Another Thing Amazon Is Disrupting: Business-School Recruiting (foxbusiness.com)
An anonymous reader shares a report: Amazon, disrupter of industries from book selling to grocery shopping, has found its latest sector to upend -- recruiting at the nation's elite business schools. The Seattle-based retail giant is now the top recruiter at the business schools of Carnegie Mellon University, Duke University and University of California, Berkeley. It is the biggest internship destination for first-year M.B.A.s at the University of Michigan, Massachusetts Institute of Technology, Dartmouth College and Duke. Amazon took in more interns from the University of Chicago's Booth School of Business than either Bain & Co. or McKinsey & Co., which were until recently among the school's top hirers of interns, according to Madhav Rajan, Booth's dean. All told, Amazon has hired some 1,000 M.B.A.s in the past year, according to Miriam Park, Amazon's director of university programs -- a drop in the bucket for a company that plans to add 50,000 software developers in the next year. But Amazon's flood-the-zone approach to recruiting and hiring future M.B.A.s -- in some cases before they have taken a single business-school course -- is feeding the career frenzy on campus and rankling some rival recruiters. The talent wars begin even before classes do. This past June, Amazon sponsored an event at its Seattle headquarters for 650 soon-to-be first-year and returning women M.B.A. students, some of whom left the event with internship offers for summer 2018.
Amazon is destroying you America. They have too much power and not enough accountability.
So... 50k developers sounded like an awful lot, according to Wikipedia that is more than currently work at Microsoft headquarters. And that'd be on top of whatever they already have... big plans from Amazon I guess?
All of those MBA's are going to destroy the company with their "case studies" (i.e. anecdotes), buzzwords, and group-think.
One of our competitors trademarked the term "hypothesis". From now on, we will call them "boneheaded ideas".
MBA will hurt them and drive 100 hour work weeks out of the tech team for 70K/year jobs bay area and 50-60K in the HQ 2 in a cheap to live area.
"Make Balls Asinine"??
What the hell is MBA
Sentence much? wtf...
They're recruiting a lot of people. Is that really disruption? I thought that meant doing something radically different and new.
Confucius say, "Find worm in apple - bad. Find half a worm - worse."
I just watched The Founder a few weeks back. FWIW, Ray Kroc didn't have a fondness for MBAs and for awhile refused to hire them. I suppose this all depends on your opinion of Ray Kroc, but it's hard to deny his business successes he was able to obtain without them. Jeff Bezos himself graduated with EE and CS degrees.
Why is it called "disrupting" when Amazon does it, but when I do something it is called "trolling"?
Wow, all that managerial incompetence in one place should bring anything good at Amazon to a screeching halt.
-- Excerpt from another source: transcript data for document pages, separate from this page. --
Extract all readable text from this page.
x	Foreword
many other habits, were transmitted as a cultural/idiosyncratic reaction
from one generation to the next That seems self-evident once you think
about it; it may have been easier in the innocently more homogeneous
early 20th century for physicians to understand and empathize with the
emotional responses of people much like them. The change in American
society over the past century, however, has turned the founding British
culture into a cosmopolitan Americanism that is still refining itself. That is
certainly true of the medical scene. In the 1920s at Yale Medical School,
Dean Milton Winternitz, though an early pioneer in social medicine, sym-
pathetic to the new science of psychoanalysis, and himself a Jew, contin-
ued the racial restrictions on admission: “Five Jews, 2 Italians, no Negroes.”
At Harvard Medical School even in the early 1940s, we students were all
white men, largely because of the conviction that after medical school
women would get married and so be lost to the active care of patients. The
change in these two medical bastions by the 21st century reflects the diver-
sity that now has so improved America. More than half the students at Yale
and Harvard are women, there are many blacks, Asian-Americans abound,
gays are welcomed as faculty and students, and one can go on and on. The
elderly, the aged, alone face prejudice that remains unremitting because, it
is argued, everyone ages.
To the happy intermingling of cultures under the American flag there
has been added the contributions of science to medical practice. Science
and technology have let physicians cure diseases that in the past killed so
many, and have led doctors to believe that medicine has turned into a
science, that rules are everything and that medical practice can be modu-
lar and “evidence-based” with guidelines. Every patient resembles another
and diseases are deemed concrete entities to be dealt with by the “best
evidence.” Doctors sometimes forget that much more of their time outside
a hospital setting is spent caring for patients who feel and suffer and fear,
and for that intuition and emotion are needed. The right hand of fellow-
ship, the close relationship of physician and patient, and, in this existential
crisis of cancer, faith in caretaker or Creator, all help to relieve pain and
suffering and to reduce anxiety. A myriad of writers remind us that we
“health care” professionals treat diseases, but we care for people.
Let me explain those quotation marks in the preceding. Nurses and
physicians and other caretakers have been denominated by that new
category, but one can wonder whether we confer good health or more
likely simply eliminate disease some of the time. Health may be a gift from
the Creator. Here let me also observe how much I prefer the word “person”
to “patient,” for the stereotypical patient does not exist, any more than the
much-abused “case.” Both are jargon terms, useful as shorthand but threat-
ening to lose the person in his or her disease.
Just think, thousands of idiots straight out of school with no proven ability, no experience in any actual field of work, and all making the same moronic assumptions they all learned in school but otherwise know nothing about.
Christ, send a fucking 1000 MBAs to China and you could probably cripple their entire economy. Because nobody know less about running a fucking business than some asshole with an MBA who has never had a real job or demonstrated any actual knowledge and skillset, but thinks he knows the solution to all of the problems.
Would be nice if this happened at less selective schools, versus the near-Ivy ones.
"Forget the engineers." -Carly Fiorina, briber of MIT Technology Review.
Poor Joe, he was too busy managing to learn how to form a coherent sentence.
I've been from coast to coast in search of a reasonable businessman, but they've all had condition MBA and are suffering for it.
If you can cure that, I'm sure a cure for many other conditions can't be far behind. If you unleash all that monkey power onto all those keyboards, we'll surely have enough employment candidates to spice up all the markets - after all, I can count on one hand the number of MBAs I've met who can read an email, much less respond to it. A cure for that can only be to the benefit of society.